Quite often I’ll trial a dish, and the first taste evokes a distant memory.
  • LC:I think the first time I had rougaille, your sister cooked it for me at a house just around the corner from here. If I’m remembering correctly, you’d taught her how to cook it, or she was using your recipe — and while she cooked, I remember asking a lot of questions about your childhood and Mauritius. I’ve always loved how food can hold memory and invite conversation.

    In your restaurants, what’s a conversation you’ve had across the counter, or at a table, that’s really stayed with you?

  • NS: There are many — often with first or second-generation migrants like myself, who take pride in seeing people with a similar background to them expressing their heritage with confidence.

  • LC: You run both a restaurant and a wine bar. How do you think about the dialogue between food and wine — and what excites you about curating that conversation?

  • NS: Wine has the same origins as food — it’s farmed, and reliant on the work of farmers and the brutality of nature to come to life.
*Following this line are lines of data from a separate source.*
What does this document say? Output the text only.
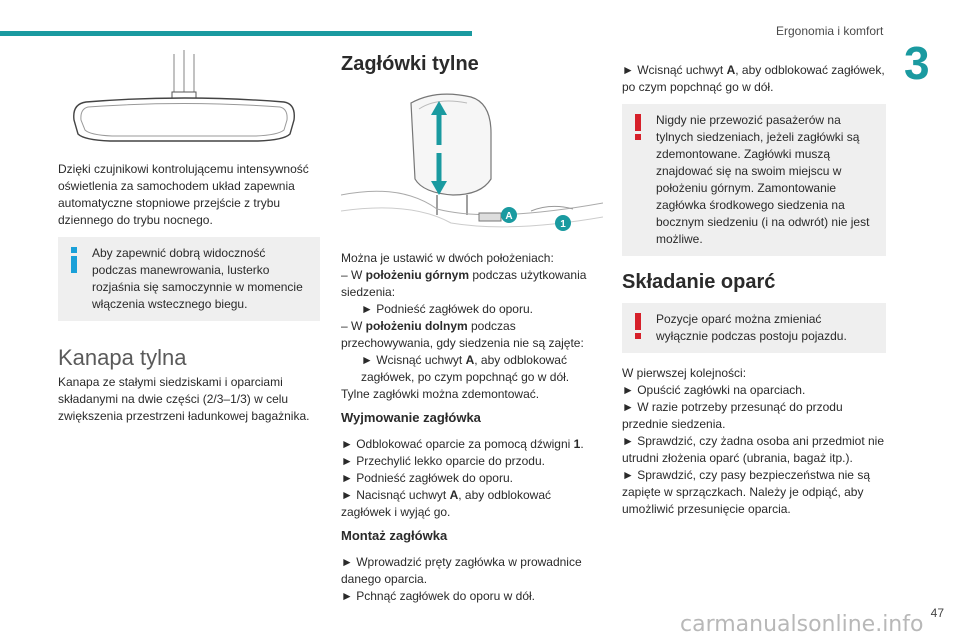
Ergonomia i komfort
3

Dzięki czujnikowi kontrolującemu intensywność oświetlenia za samochodem układ zapewnia automatyczne stopniowe przejście z trybu dziennego do trybu nocnego.

Aby zapewnić dobrą widoczność podczas manewrowania, lusterko rozjaśnia się samoczynnie w momencie włączenia wstecznego biegu.
Kanapa tylna

Kanapa ze stałymi siedziskami i oparciami składanymi na dwie części (2/3–1/3) w celu zwiększenia przestrzeni ładunkowej bagażnika.

Zagłówki tylne
A
1
Można je ustawić w dwóch położeniach:
– W położeniu górnym podczas użytkowania siedzenia:
► Podnieść zagłówek do oporu.
– W położeniu dolnym podczas przechowywania, gdy siedzenia nie są zajęte:
► Wcisnąć uchwyt A, aby odblokować zagłówek, po czym popchnąć go w dół.
Tylne zagłówki można zdemontować.
Wyjmowanie zagłówka
► Odblokować oparcie za pomocą dźwigni 1.
► Przechylić lekko oparcie do przodu.
► Podnieść zagłówek do oporu.
► Nacisnąć uchwyt A, aby odblokować zagłówek i wyjąć go.
Montaż zagłówka
► Wprowadzić pręty zagłówka w prowadnice danego oparcia.
► Pchnąć zagłówek do oporu w dół.
► Wcisnąć uchwyt A, aby odblokować zagłówek, po czym popchnąć go w dół.
Nigdy nie przewozić pasażerów na tylnych siedzeniach, jeżeli zagłówki są zdemontowane. Zagłówki muszą znajdować się na swoim miejscu w położeniu górnym. Zamontowanie zagłówka środkowego siedzenia na bocznym siedzeniu (i na odwrót) nie jest możliwe.
Składanie oparć
Pozycje oparć można zmieniać wyłącznie podczas postoju pojazdu.
W pierwszej kolejności:
► Opuścić zagłówki na oparciach.
► W razie potrzeby przesunąć do przodu przednie siedzenia.
► Sprawdzić, czy żadna osoba ani przedmiot nie utrudni złożenia oparć (ubrania, bagaż itp.).
► Sprawdzić, czy pasy bezpieczeństwa nie są zapięte w sprzączkach. Należy je odpiąć, aby umożliwić przesunięcie oparcia.
47
carmanualsonline.info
In the same way as food, grape farming has become increasingly industrialised, to the point where wine grapes can verge on monoculture.

    We take pride in finding, meeting and supporting independent farmers and winemakers who make wine that’s a true reflection of their fruit, the place it was grown, and the people who made it. Their ferments begin with natural yeasts rather than introduced or commercial yeasts. They often bottle with little to no preservatives.

    Their wines speak of a time and place, and change year on year. More often than not, they’re lively and expressive — much like the flavours we get to work with at both the restaurant and bar.

  • LC:You’ve spoken about the rewards of keeping things small and independent, but I imagine that choice also comes with real challenges. Has there been a moment in your career when you seriously questioned continuing, and what helped you find your way back?

  • NS: Many times, both before and after I became a restaurant owner. Recognising the privilege I now have as a storyteller has often helped me find my way back.

    I see the sharing of food, stories and nourishment as an important cornerstone of society, and feel somewhat indebted to contribute to it — even if it comes with massive personal and financial sacrifices.

I see the sharing of food, stories and nourishment as an important cornerstone of society, and feel somewhat indebted to contribute to it.
  • LC:When you zoom out from work for a moment — if you imagine the perfect day off, centred around eating and drinking, what does it look like?

  • NS: I think it’s back in Mauritius, for nostalgic reasons mostly. It would feature lots of fruit for breakfast. Fresh noodles and Sino-Mauritian dumplings for lunch. Fried gajaks and spicy fruit salads in the afternoon. Briyani with cucumber and tomato salad for dinner.

  • LC: What are you currently curious about — in food, in culture, or in life more broadly?

  • NS: In food culture - considering whether a restaurant like mine does have a place in society, and whether it will ever be a sustainable business model? It’s the start of the year, when you can’t help but think about the future! It’s been wonderful seeing the community’s reception of Boire, and having the space to broaden what we do beyond a conventional restaurant environment.

    Being able to present a more affordable, approachable offering at Boire makes me reconsider what we do at Manzé. However, I’m hoping that Boire can help me and our team focus on what does make Manzé special, and not feel guilty about our price point or supposed ‘exclusivity’ and just be happy and proud of what we do!


  • LC: And lastly — what’s for dinner tonight?

  • NS: The perfect mid week meal. Roast chicken, tahdig, summery salads - cucumber and tomatoes!